Однако они с большим почтением относятся к умершим; их кладбища опрятны, чисты и радуют глаз. Неровный частокол окружает могилы, покрытые обычно навесом от дождя. Нередко с помощью сажи и тюленьего жира на них изображаются фантастические рисунки. Бывает, водружают на них затейливо вырезанный тотем, но, судя по крестам, подавляющее большинство умерших покоится в земле, освященной католической церковью.

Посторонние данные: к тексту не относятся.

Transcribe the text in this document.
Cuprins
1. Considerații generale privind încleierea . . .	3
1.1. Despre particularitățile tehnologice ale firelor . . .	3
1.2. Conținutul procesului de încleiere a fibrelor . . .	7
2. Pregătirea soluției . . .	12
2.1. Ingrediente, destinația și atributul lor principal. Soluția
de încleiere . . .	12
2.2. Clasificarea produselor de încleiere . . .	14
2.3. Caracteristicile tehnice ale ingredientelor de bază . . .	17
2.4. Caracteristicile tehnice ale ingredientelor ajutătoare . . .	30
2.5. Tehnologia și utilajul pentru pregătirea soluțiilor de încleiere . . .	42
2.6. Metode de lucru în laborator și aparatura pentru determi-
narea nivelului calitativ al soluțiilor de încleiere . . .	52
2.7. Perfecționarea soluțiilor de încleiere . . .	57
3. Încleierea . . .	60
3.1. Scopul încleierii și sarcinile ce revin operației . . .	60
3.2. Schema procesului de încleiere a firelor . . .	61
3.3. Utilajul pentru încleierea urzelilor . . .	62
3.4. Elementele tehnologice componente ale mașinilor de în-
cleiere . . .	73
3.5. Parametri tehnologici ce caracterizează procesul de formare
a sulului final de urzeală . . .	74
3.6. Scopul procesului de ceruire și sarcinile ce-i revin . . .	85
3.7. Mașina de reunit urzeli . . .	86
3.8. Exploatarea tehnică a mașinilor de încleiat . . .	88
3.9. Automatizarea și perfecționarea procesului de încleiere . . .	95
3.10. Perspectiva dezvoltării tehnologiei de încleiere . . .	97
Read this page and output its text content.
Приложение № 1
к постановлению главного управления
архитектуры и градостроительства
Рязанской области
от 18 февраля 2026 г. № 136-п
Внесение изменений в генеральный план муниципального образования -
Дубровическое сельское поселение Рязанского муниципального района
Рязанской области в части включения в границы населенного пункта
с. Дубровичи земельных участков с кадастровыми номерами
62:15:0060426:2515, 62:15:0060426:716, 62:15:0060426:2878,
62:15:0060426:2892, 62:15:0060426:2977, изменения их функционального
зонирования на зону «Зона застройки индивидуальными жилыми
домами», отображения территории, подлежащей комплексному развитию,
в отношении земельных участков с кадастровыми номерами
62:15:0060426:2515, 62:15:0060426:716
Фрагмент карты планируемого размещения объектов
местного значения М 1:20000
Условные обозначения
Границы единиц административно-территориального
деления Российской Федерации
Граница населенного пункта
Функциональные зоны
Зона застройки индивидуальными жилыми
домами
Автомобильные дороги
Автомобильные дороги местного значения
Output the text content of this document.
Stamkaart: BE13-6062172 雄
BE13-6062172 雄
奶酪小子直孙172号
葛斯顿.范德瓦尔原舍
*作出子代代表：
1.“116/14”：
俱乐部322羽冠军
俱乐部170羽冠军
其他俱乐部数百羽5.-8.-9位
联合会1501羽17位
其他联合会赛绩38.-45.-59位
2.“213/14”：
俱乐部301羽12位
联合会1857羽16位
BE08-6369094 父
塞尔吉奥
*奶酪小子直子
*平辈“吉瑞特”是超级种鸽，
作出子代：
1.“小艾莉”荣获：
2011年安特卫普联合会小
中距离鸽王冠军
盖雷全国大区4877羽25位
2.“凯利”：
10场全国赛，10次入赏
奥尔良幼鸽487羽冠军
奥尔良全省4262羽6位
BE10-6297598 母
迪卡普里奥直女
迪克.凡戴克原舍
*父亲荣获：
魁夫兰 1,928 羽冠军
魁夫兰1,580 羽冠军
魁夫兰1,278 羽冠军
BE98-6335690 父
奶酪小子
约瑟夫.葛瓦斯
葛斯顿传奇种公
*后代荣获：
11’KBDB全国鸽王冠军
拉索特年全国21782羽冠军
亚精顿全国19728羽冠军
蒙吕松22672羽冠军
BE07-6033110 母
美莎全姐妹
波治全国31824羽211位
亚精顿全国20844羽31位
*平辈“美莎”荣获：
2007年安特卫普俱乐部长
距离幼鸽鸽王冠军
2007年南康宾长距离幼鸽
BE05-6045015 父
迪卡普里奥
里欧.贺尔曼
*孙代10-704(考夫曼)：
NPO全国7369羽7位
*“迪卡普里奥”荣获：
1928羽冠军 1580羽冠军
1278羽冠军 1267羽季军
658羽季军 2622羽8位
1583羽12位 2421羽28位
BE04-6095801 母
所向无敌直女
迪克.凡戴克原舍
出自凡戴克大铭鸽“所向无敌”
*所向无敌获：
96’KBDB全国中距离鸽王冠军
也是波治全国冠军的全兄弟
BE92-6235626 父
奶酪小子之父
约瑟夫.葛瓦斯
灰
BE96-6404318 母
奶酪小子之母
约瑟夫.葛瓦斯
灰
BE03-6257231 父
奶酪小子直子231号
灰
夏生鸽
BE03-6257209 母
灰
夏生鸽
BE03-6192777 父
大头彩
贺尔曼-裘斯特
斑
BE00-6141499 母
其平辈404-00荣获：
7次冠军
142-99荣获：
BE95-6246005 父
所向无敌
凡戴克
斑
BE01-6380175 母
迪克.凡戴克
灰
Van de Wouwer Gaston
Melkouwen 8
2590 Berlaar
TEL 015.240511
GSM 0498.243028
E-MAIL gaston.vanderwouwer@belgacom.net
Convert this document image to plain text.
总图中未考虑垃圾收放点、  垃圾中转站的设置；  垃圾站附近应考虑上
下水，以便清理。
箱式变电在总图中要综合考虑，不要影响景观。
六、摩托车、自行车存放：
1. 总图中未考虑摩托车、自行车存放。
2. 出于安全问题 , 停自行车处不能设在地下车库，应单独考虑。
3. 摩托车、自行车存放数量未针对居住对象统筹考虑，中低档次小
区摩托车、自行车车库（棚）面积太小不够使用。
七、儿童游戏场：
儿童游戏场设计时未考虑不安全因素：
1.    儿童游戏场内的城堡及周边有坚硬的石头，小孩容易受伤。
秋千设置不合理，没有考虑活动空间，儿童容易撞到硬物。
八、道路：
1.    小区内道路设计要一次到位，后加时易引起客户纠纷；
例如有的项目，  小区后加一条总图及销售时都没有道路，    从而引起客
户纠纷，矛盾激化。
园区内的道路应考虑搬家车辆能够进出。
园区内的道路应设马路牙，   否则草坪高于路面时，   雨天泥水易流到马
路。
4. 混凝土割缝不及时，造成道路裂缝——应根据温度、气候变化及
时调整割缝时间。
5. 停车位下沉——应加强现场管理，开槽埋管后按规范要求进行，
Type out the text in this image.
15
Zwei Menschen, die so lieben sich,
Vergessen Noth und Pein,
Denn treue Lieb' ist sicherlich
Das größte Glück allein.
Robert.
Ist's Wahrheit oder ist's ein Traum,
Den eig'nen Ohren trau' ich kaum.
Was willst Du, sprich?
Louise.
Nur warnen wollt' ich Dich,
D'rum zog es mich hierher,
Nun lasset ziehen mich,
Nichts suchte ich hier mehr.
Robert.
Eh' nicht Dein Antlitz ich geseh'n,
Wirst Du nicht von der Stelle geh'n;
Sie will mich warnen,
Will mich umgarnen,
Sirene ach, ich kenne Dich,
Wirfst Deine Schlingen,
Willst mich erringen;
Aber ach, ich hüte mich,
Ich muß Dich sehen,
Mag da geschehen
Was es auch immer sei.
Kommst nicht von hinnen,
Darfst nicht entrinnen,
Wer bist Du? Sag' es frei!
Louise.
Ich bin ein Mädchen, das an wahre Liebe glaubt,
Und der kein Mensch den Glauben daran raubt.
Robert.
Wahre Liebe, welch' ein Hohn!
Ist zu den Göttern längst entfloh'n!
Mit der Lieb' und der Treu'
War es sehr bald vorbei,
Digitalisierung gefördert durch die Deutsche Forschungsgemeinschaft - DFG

Сразу трудно сказать, почему не имеет успеха протестантство, но более впечатляющий ритуал католической службы, к тому же столь богатый милым первобытному сознанию мистицизмом, в противоположность предельно простому, пуританскому обряду протестантского богослужения, возможно, объяснит и это.
Проплывая от миссии Холи-Кросс до Русской миссии, замечаешь, что горы печально снижаются, в Андреевском мы послали «прости» последним тощим холмам и поплыли среди унылых равнин большой дельты Юкона. Это было повторение «низин», но чреватое куда более серьезными последствиями. Одна ошибка в этой дикой, не нанесенной ни на какую карту местности — и ты попадешь в русло южного канала и будешь обречен блуждать неведомо где, без проводника и лишенный какого бы то ни было ориентира до тех пор, пока не выберешься к побережью сурового Берингова моря. Мы высокомерно отнеслись к предложению взять проводлика-мельмута и поплатились за это, нам пришлось потратить два дня на то, чтобы проплыть эти сто двадцать миль. Зато мы без стеснения дали выход нашей бурной радости, когда ощутили, наконец, первую волну морского прилива; а когда в Кутлике мы легли спать на берегу открытого океана, то чувствовали себя уже почти дома.
Восьмидесятимильный путь вдоль побережья на Север был полон волнений. Проходя мимо опасного мыса Романова, мы подобрали иезуитского священника, которому туго пришлось в водовороте. Несмотря на свой сан, он курил трубку, был неплохим гребцом и вообще оказался превеселым парнем, готовым наравне с другими отдаваться рассказам о всяких невероятных историях. Он был одним из многих представителей того необычного типа людей, которых встречаешь в Северной стране. Итальянец по крови, француз по рождению, испанец по образованию и американец по месту жительства, он был в свое время изумляющим успехами учеником, и вея его жизнь походила на роман, но, выполняя присягу ордену, он пожертвовал Аляске двенадцатью лучшими годами своей жизни и здесь всем, даже премудростями грамматики иннуитского языка, казалось, был доволен.